Tuesday, April 1, 2008

Ohio man creates 1:1 scale Evangelion

Sachron, OH.

Ted Norman might seem like your average guy, if you met him on the street, or at his job, a garage where he is an auto mechanic. However, if you met him at his home, a 25-acre ranch that was previously used for corn tilling, you would be surprised.

That is because Mr Norman has, over the past ten years, been working on a giant robot.

The robot, a 1:1-scale working model of Evangelion Unit 01 from the well-known japanese anime "Neon Genesis Evangelion", is his "opus", Norman says. "Ever since I saw the show, I've been saying to myself 'Damn, I want one of those'."
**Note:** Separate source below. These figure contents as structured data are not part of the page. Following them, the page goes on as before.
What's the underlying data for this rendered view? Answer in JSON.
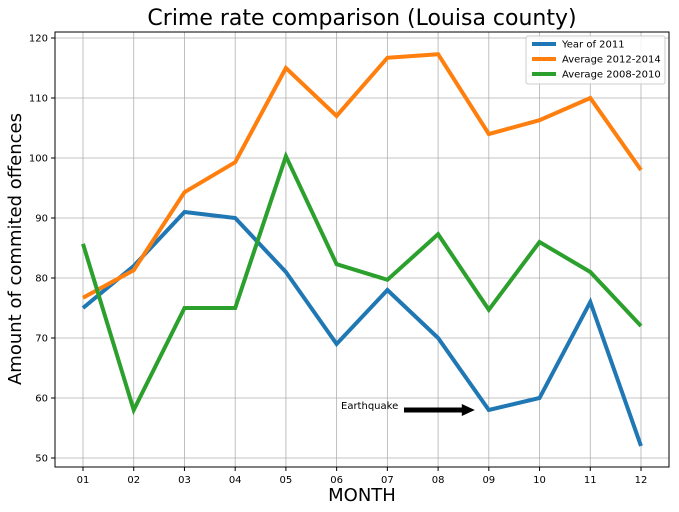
{
  "chart_data": {
    "type": "line",
    "title": "Crime rate comparison (Louisa county)",
    "xlabel": "MONTH",
    "ylabel": "Amount of commited offences",
    "categories": [
      "01",
      "02",
      "03",
      "04",
      "05",
      "06",
      "07",
      "08",
      "09",
      "10",
      "11",
      "12"
    ],
    "ylim": [
      48.5,
      121
    ],
    "yticks": [
      50,
      60,
      70,
      80,
      90,
      100,
      110,
      120
    ],
    "grid": true,
    "legend_position": "top-right",
    "series": [
      {
        "name": "Year of 2011",
        "color": "#1f77b4",
        "values": [
          75,
          82,
          91,
          90,
          81,
          69,
          78,
          70,
          58,
          60,
          76,
          52
        ]
      },
      {
        "name": "Average 2012-2014",
        "color": "#ff7f0e",
        "values": [
          76.7,
          81.3,
          94.3,
          99.3,
          115,
          107,
          116.7,
          117.3,
          104,
          106.3,
          110,
          98
        ]
      },
      {
        "name": "Average 2008-2010",
        "color": "#2ca02c",
        "values": [
          85.7,
          58,
          75,
          75,
          100.3,
          82.3,
          79.7,
          87.3,
          74.7,
          86,
          81,
          72
        ]
      }
    ],
    "annotations": [
      {
        "text": "Earthquake",
        "target_category": "09",
        "target_value": 58,
        "arrow": true
      }
    ]
  }
}
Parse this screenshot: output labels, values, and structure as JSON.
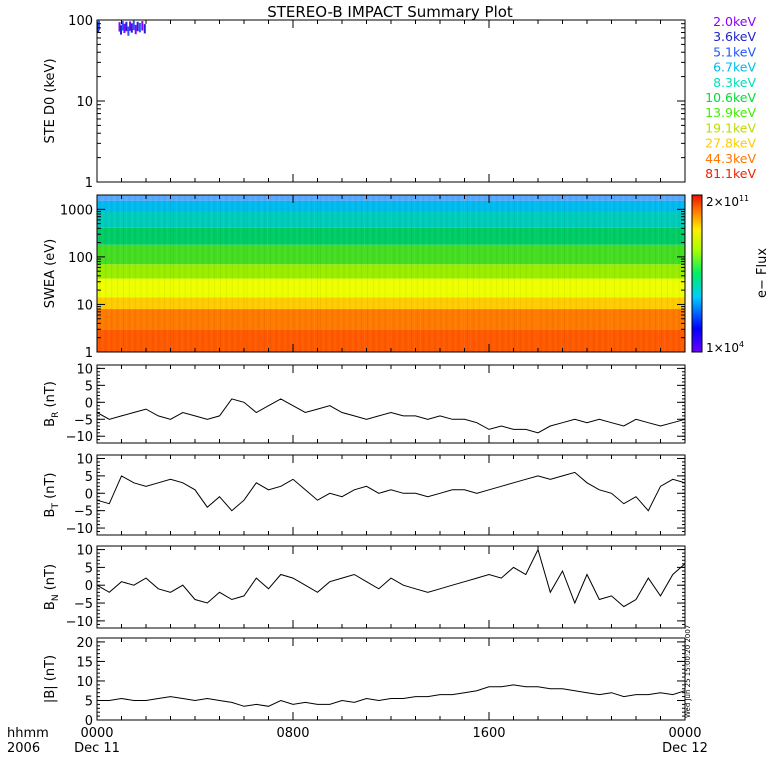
{
  "title": "STEREO-B IMPACT Summary Plot",
  "time_axis": {
    "row1_label": "hhmm",
    "row2_label": "2006",
    "ticks": [
      {
        "hours": 0,
        "label": "0000",
        "date": "Dec 11"
      },
      {
        "hours": 8,
        "label": "0800",
        "date": ""
      },
      {
        "hours": 16,
        "label": "1600",
        "date": ""
      },
      {
        "hours": 24,
        "label": "0000",
        "date": "Dec 12"
      }
    ],
    "range_hours": [
      0,
      24
    ]
  },
  "energy_legend": [
    {
      "label": "2.0keV",
      "color": "#8b00ff"
    },
    {
      "label": "3.6keV",
      "color": "#2222cc"
    },
    {
      "label": "5.1keV",
      "color": "#2255ff"
    },
    {
      "label": "6.7keV",
      "color": "#00bbee"
    },
    {
      "label": "8.3keV",
      "color": "#00ddbb"
    },
    {
      "label": "10.6keV",
      "color": "#00dd33"
    },
    {
      "label": "13.9keV",
      "color": "#44ee00"
    },
    {
      "label": "19.1keV",
      "color": "#bbdd00"
    },
    {
      "label": "27.8keV",
      "color": "#ffcc00"
    },
    {
      "label": "44.3keV",
      "color": "#ff7700"
    },
    {
      "label": "81.1keV",
      "color": "#ee2200"
    }
  ],
  "colorbar": {
    "label": "e− Flux",
    "max_label": "2×10",
    "max_exp": "11",
    "min_label": "1×10",
    "min_exp": "4"
  },
  "stamp": "Wed Jun 25 15:00:20 2007",
  "chart_data": [
    {
      "id": "ste",
      "type": "scatter",
      "ylabel": "STE D0 (keV)",
      "scale": "log",
      "ylim": [
        1,
        100
      ],
      "yticks": [
        {
          "v": 1,
          "t": "1"
        },
        {
          "v": 10,
          "t": "10"
        },
        {
          "v": 100,
          "t": "100"
        }
      ],
      "points": [
        {
          "x": 0.03,
          "y": 96
        },
        {
          "x": 0.05,
          "y": 92
        },
        {
          "x": 0.08,
          "y": 98
        },
        {
          "x": 0.92,
          "y": 94
        },
        {
          "x": 0.98,
          "y": 86
        },
        {
          "x": 1.05,
          "y": 97
        },
        {
          "x": 1.12,
          "y": 90
        },
        {
          "x": 1.2,
          "y": 95
        },
        {
          "x": 1.28,
          "y": 83
        },
        {
          "x": 1.35,
          "y": 96
        },
        {
          "x": 1.42,
          "y": 91
        },
        {
          "x": 1.5,
          "y": 98
        },
        {
          "x": 1.58,
          "y": 87
        },
        {
          "x": 1.66,
          "y": 95
        },
        {
          "x": 1.75,
          "y": 92
        },
        {
          "x": 1.85,
          "y": 97
        },
        {
          "x": 1.95,
          "y": 89
        }
      ]
    },
    {
      "id": "swea",
      "type": "heatmap",
      "ylabel": "SWEA (eV)",
      "scale": "log",
      "ylim": [
        1,
        2000
      ],
      "yticks": [
        {
          "v": 1,
          "t": "1"
        },
        {
          "v": 10,
          "t": "10"
        },
        {
          "v": 100,
          "t": "100"
        },
        {
          "v": 1000,
          "t": "1000"
        }
      ],
      "bands": [
        {
          "e_low": 1,
          "e_high": 3,
          "color": "#ff5a00"
        },
        {
          "e_low": 3,
          "e_high": 8,
          "color": "#ff7a00"
        },
        {
          "e_low": 8,
          "e_high": 14,
          "color": "#ffcc00"
        },
        {
          "e_low": 14,
          "e_high": 35,
          "color": "#eeff00"
        },
        {
          "e_low": 35,
          "e_high": 70,
          "color": "#99ee00"
        },
        {
          "e_low": 70,
          "e_high": 180,
          "color": "#44dd22"
        },
        {
          "e_low": 180,
          "e_high": 420,
          "color": "#00cc66"
        },
        {
          "e_low": 420,
          "e_high": 900,
          "color": "#00ccbb"
        },
        {
          "e_low": 900,
          "e_high": 1500,
          "color": "#00bbee"
        },
        {
          "e_low": 1500,
          "e_high": 2000,
          "color": "#55aaff"
        }
      ]
    },
    {
      "id": "br",
      "type": "line",
      "ylabel": "B",
      "ylabel_sub": "R",
      "ylabel_unit": "(nT)",
      "ylim": [
        -12,
        11
      ],
      "yticks": [
        {
          "v": -10,
          "t": "−10"
        },
        {
          "v": -5,
          "t": "−5"
        },
        {
          "v": 0,
          "t": "0"
        },
        {
          "v": 5,
          "t": "5"
        },
        {
          "v": 10,
          "t": "10"
        }
      ],
      "x": [
        0,
        0.5,
        1,
        1.5,
        2,
        2.5,
        3,
        3.5,
        4,
        4.5,
        5,
        5.5,
        6,
        6.5,
        7,
        7.5,
        8,
        8.5,
        9,
        9.5,
        10,
        10.5,
        11,
        11.5,
        12,
        12.5,
        13,
        13.5,
        14,
        14.5,
        15,
        15.5,
        16,
        16.5,
        17,
        17.5,
        18,
        18.5,
        19,
        19.5,
        20,
        20.5,
        21,
        21.5,
        22,
        22.5,
        23,
        23.5,
        24
      ],
      "values": [
        -3,
        -5,
        -4,
        -3,
        -2,
        -4,
        -5,
        -3,
        -4,
        -5,
        -4,
        1,
        0,
        -3,
        -1,
        1,
        -1,
        -3,
        -2,
        -1,
        -3,
        -4,
        -5,
        -4,
        -3,
        -4,
        -4,
        -5,
        -4,
        -5,
        -5,
        -6,
        -8,
        -7,
        -8,
        -8,
        -9,
        -7,
        -6,
        -5,
        -6,
        -5,
        -6,
        -7,
        -5,
        -6,
        -7,
        -6,
        -5
      ]
    },
    {
      "id": "bt",
      "type": "line",
      "ylabel": "B",
      "ylabel_sub": "T",
      "ylabel_unit": "(nT)",
      "ylim": [
        -12,
        11
      ],
      "yticks": [
        {
          "v": -10,
          "t": "−10"
        },
        {
          "v": -5,
          "t": "−5"
        },
        {
          "v": 0,
          "t": "0"
        },
        {
          "v": 5,
          "t": "5"
        },
        {
          "v": 10,
          "t": "10"
        }
      ],
      "x": [
        0,
        0.5,
        1,
        1.5,
        2,
        2.5,
        3,
        3.5,
        4,
        4.5,
        5,
        5.5,
        6,
        6.5,
        7,
        7.5,
        8,
        8.5,
        9,
        9.5,
        10,
        10.5,
        11,
        11.5,
        12,
        12.5,
        13,
        13.5,
        14,
        14.5,
        15,
        15.5,
        16,
        16.5,
        17,
        17.5,
        18,
        18.5,
        19,
        19.5,
        20,
        20.5,
        21,
        21.5,
        22,
        22.5,
        23,
        23.5,
        24
      ],
      "values": [
        -2,
        -3,
        5,
        3,
        2,
        3,
        4,
        3,
        1,
        -4,
        -1,
        -5,
        -2,
        3,
        1,
        2,
        4,
        1,
        -2,
        0,
        -1,
        1,
        2,
        0,
        1,
        0,
        0,
        -1,
        0,
        1,
        1,
        0,
        1,
        2,
        3,
        4,
        5,
        4,
        5,
        6,
        3,
        1,
        0,
        -3,
        -1,
        -5,
        2,
        4,
        3
      ]
    },
    {
      "id": "bn",
      "type": "line",
      "ylabel": "B",
      "ylabel_sub": "N",
      "ylabel_unit": "(nT)",
      "ylim": [
        -12,
        11
      ],
      "yticks": [
        {
          "v": -10,
          "t": "−10"
        },
        {
          "v": -5,
          "t": "−5"
        },
        {
          "v": 0,
          "t": "0"
        },
        {
          "v": 5,
          "t": "5"
        },
        {
          "v": 10,
          "t": "10"
        }
      ],
      "x": [
        0,
        0.5,
        1,
        1.5,
        2,
        2.5,
        3,
        3.5,
        4,
        4.5,
        5,
        5.5,
        6,
        6.5,
        7,
        7.5,
        8,
        8.5,
        9,
        9.5,
        10,
        10.5,
        11,
        11.5,
        12,
        12.5,
        13,
        13.5,
        14,
        14.5,
        15,
        15.5,
        16,
        16.5,
        17,
        17.5,
        18,
        18.5,
        19,
        19.5,
        20,
        20.5,
        21,
        21.5,
        22,
        22.5,
        23,
        23.5,
        24
      ],
      "values": [
        0,
        -2,
        1,
        0,
        2,
        -1,
        -2,
        0,
        -4,
        -5,
        -2,
        -4,
        -3,
        2,
        -1,
        3,
        2,
        0,
        -2,
        1,
        2,
        3,
        1,
        -1,
        2,
        0,
        -1,
        -2,
        -1,
        0,
        1,
        2,
        3,
        2,
        5,
        3,
        10,
        -2,
        4,
        -5,
        3,
        -4,
        -3,
        -6,
        -4,
        2,
        -3,
        3,
        6
      ]
    },
    {
      "id": "bmag",
      "type": "line",
      "ylabel": "|B| (nT)",
      "ylim": [
        0,
        21
      ],
      "yticks": [
        {
          "v": 0,
          "t": "0"
        },
        {
          "v": 5,
          "t": "5"
        },
        {
          "v": 10,
          "t": "10"
        },
        {
          "v": 15,
          "t": "15"
        },
        {
          "v": 20,
          "t": "20"
        }
      ],
      "x": [
        0,
        0.5,
        1,
        1.5,
        2,
        2.5,
        3,
        3.5,
        4,
        4.5,
        5,
        5.5,
        6,
        6.5,
        7,
        7.5,
        8,
        8.5,
        9,
        9.5,
        10,
        10.5,
        11,
        11.5,
        12,
        12.5,
        13,
        13.5,
        14,
        14.5,
        15,
        15.5,
        16,
        16.5,
        17,
        17.5,
        18,
        18.5,
        19,
        19.5,
        20,
        20.5,
        21,
        21.5,
        22,
        22.5,
        23,
        23.5,
        24
      ],
      "values": [
        5,
        5,
        5.5,
        5,
        5,
        5.5,
        6,
        5.5,
        5,
        5.5,
        5,
        4.5,
        3.5,
        4,
        3.5,
        5,
        4,
        4.5,
        4,
        4,
        5,
        4.5,
        5.5,
        5,
        5.5,
        5.5,
        6,
        6,
        6.5,
        6.5,
        7,
        7.5,
        8.5,
        8.5,
        9,
        8.5,
        8.5,
        8,
        8,
        7.5,
        7,
        6.5,
        7,
        6,
        6.5,
        6.5,
        7,
        6.5,
        7.5
      ]
    }
  ]
}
The robot is controlled by a brain-computer interface, he says, which is based on the designs from a free electroencephelograph project he found online. "It was the last piece to fall in place, since the OpenEEG project was really recent. But if it wasn't brain-operated, it wouldn't be an Eva."
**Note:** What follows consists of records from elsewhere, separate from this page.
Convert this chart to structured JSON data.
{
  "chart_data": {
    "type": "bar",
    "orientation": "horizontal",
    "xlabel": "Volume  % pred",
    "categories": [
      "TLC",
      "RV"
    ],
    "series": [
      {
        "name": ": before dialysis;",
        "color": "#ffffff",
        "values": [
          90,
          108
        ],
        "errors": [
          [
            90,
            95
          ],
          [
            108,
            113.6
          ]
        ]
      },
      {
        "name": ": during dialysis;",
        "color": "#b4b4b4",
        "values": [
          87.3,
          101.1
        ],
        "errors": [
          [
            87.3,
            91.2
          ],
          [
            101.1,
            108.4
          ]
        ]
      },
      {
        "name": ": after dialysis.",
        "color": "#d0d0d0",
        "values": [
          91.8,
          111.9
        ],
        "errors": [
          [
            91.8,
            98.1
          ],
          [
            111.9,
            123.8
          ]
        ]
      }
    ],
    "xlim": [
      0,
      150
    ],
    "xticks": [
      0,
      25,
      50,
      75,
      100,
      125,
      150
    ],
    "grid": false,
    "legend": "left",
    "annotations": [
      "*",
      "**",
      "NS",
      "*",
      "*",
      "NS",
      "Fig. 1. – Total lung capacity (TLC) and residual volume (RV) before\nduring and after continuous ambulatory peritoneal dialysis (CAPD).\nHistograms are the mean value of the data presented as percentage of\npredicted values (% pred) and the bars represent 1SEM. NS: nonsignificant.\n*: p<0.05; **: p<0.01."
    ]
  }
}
Mr Norman has been asked by US licensors ADV and Manga Entertainment, and (uncharacteristically) the United States Military, if he would be willing to produce the machines commercially. He refused, stating that it was a "labor of love", and that he "would not let commercial or national interests sully" this "beautiful and pure creation."

Evangelion director Hideki Anno had no comments, aside from this: "There is no end to the foolishness of fans. They will put years of their lives into creating a copy of something that was dreamed up in a few minutes by an artist without regard to practicality."



The scale model in Norman's personal hangar.